The Cubs aren’t fazed, though, and they open the Wrigley portion of the series with all the confidence in the world. That despite facing the legend of Max Scherzer, which may actually be more powerful than the man himself. A lot is riding on the balky hamstring that prevented the Cy Young candidate from throwing a bullpen session until Friday, though he says he’s good to go and isn’t going to be limited.
Scherzer targeting the century mark
“I’m very confident as soon as I toe the rubber that, hey, I’m going to be good on pitch one,” Scherzer told reporters Sunday. “It’s how long can I go without re-injuring this. That’s where we’ve done everything we can to make sure that I can throw 100 pitches and not have this happen.”

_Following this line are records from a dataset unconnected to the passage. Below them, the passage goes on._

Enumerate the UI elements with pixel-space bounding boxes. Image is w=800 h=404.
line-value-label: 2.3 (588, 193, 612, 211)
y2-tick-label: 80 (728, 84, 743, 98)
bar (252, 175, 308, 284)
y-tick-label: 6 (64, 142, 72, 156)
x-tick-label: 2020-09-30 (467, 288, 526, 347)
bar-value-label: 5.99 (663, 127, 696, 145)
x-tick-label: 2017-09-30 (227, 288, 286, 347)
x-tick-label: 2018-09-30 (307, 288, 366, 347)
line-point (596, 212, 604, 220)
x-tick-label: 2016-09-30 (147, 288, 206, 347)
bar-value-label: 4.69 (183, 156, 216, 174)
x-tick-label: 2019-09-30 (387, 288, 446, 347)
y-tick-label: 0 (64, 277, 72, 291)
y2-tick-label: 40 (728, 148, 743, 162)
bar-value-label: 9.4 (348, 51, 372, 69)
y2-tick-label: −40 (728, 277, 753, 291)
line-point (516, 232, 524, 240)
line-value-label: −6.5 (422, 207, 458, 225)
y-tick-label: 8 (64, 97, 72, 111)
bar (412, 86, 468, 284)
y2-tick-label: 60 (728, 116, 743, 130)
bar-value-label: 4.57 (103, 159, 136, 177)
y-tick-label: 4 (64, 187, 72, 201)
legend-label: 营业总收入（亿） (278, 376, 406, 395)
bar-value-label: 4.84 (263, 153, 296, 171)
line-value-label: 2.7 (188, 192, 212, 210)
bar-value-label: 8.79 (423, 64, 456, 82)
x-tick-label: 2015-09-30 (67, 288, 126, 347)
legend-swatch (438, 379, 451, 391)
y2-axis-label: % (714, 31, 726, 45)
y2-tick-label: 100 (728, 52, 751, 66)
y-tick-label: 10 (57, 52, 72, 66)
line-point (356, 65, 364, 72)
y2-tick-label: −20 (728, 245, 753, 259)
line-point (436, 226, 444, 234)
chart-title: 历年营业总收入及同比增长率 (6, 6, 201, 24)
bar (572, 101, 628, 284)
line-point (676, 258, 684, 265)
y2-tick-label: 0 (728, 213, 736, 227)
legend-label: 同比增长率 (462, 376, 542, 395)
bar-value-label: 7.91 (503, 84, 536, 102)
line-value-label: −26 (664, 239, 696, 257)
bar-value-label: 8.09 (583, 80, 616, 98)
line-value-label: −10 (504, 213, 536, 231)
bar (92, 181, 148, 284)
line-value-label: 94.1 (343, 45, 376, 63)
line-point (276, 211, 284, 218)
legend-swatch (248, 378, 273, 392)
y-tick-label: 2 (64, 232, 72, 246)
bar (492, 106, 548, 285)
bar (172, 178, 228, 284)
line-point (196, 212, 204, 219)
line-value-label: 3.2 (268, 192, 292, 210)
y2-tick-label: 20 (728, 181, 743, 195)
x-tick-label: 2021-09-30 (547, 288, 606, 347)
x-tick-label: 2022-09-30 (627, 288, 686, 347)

Perhaps as important as the physical aspect of Scherzer’s performance will be the mental game, but maybe not in terms of handling the hostile crowd. If he’s going out there with even the slightest hint of trepidation as to how that leg is going to react, the Cubs will be able to take advantage.
More news and notes
- There’s been growing speculation that Tommy La Stella could lead off at second base for the Cubs this afternoon. Neither Javy Baez nor Ben Zobrist has looked particularly great at the plate through the first two games, and La Stella’s superior contact rate and ability to handle velocity could really set the tone.
- Greg Bird took Andrew Miller deep Sunday night for the only run of the game, keeping the Yankees alive in the series. That’s pretty crazy, right, someone homering against Miller in the playoffs? I mean, that’s got to be an impossible feat or something. Seriously, when’s the last time anyone did that? Actually, I can recall the last two times it happened. Bird doing so as a lefty is kind of a big deal though.
- It’s going to be kind of a big day in Chicago, with Game 3 preceding Mitchapalooze on Monday Night Football.